How do I tell Sync GW to pull only the last revision of a document?

Hello,
Synchronizing our app for first time from cloud it’s delaying too long. The number of documents is less than 2,000 but I see that for each document, there’s a number of revisions that are being downloaded to the mobile app. Replication log tells that the total number of documents is grater than 12,000.
I have checked if there are conflicts and looks like there aren’t.
How do I tell sync gw to pull only the last revision of the documents? If this is possible, is it a good practice or shall this approach give any problem?
BR Sandra

The replicator only sends/receives the current revision.

However, if you’ve got unresolved conflicts, a document can have multiple current revisions.
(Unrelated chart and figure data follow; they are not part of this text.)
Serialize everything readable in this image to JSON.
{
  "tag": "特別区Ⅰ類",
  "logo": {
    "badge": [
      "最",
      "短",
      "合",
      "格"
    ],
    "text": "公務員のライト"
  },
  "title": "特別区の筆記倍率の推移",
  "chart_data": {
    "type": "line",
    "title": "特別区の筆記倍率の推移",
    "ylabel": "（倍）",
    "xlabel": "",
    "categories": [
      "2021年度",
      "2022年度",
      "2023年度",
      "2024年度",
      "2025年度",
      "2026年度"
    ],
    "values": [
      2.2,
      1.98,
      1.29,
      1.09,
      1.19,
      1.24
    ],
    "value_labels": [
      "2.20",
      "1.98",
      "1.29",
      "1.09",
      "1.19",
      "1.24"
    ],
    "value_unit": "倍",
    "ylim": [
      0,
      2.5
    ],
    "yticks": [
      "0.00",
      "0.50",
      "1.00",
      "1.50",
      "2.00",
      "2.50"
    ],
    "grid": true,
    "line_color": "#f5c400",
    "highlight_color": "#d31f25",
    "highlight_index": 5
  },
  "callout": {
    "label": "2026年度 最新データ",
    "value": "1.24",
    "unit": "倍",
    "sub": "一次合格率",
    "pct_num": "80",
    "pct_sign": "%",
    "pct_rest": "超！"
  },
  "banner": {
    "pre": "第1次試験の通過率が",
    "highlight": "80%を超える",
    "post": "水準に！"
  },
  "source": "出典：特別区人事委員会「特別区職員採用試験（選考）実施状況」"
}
That sounds like what’s happening to you. You should add code to your app to resolve conflicts as they happen, so that they don’t pile up.

Ok thanks, working on that.
Two more questions:

  1. once I resolve a conflict in one of my mobile devices, will that fix be replicated to all the rest of mobile devices and cloud server?
  2. When I purge a document in a mobile device, all revisions are purged?

BR, Sandra

  1. Yes, the revisions that resolve conflicts are replicated like any other revision.
  2. IIRC the REST API allows you to purge individual revisions, but the native API just purges the entire document.

Thanks a lot Jens!
BR, Sandra

Hi Jens, I opened CBL database in database browser tool and saw that there are a lot of not current revisions that are stored in db:00
Here are more that 100 thous. records! As you can see here are no documents that are conflicted (because of different doc id-s). All of them are downloaded by replicator and written info DB - it wastes a lot of time in my app.

Could you please say what is the way to not download and save this useless(as I think) data?

The database doesn’t store the old revisions, but it does store their metadata (revision ID plus a few flags.) This is needed by the replicator to detect and manage conflicts.

It only takes up a few tens of bytes per revision, and it stores only the 20 latest revisions of any document. If you want to store less than that, set the maxRevTreeDepth property of the database to a number less than 20. (But the lower it goes, the more likely you are to get false conflicts if the local and server databases have diverged.)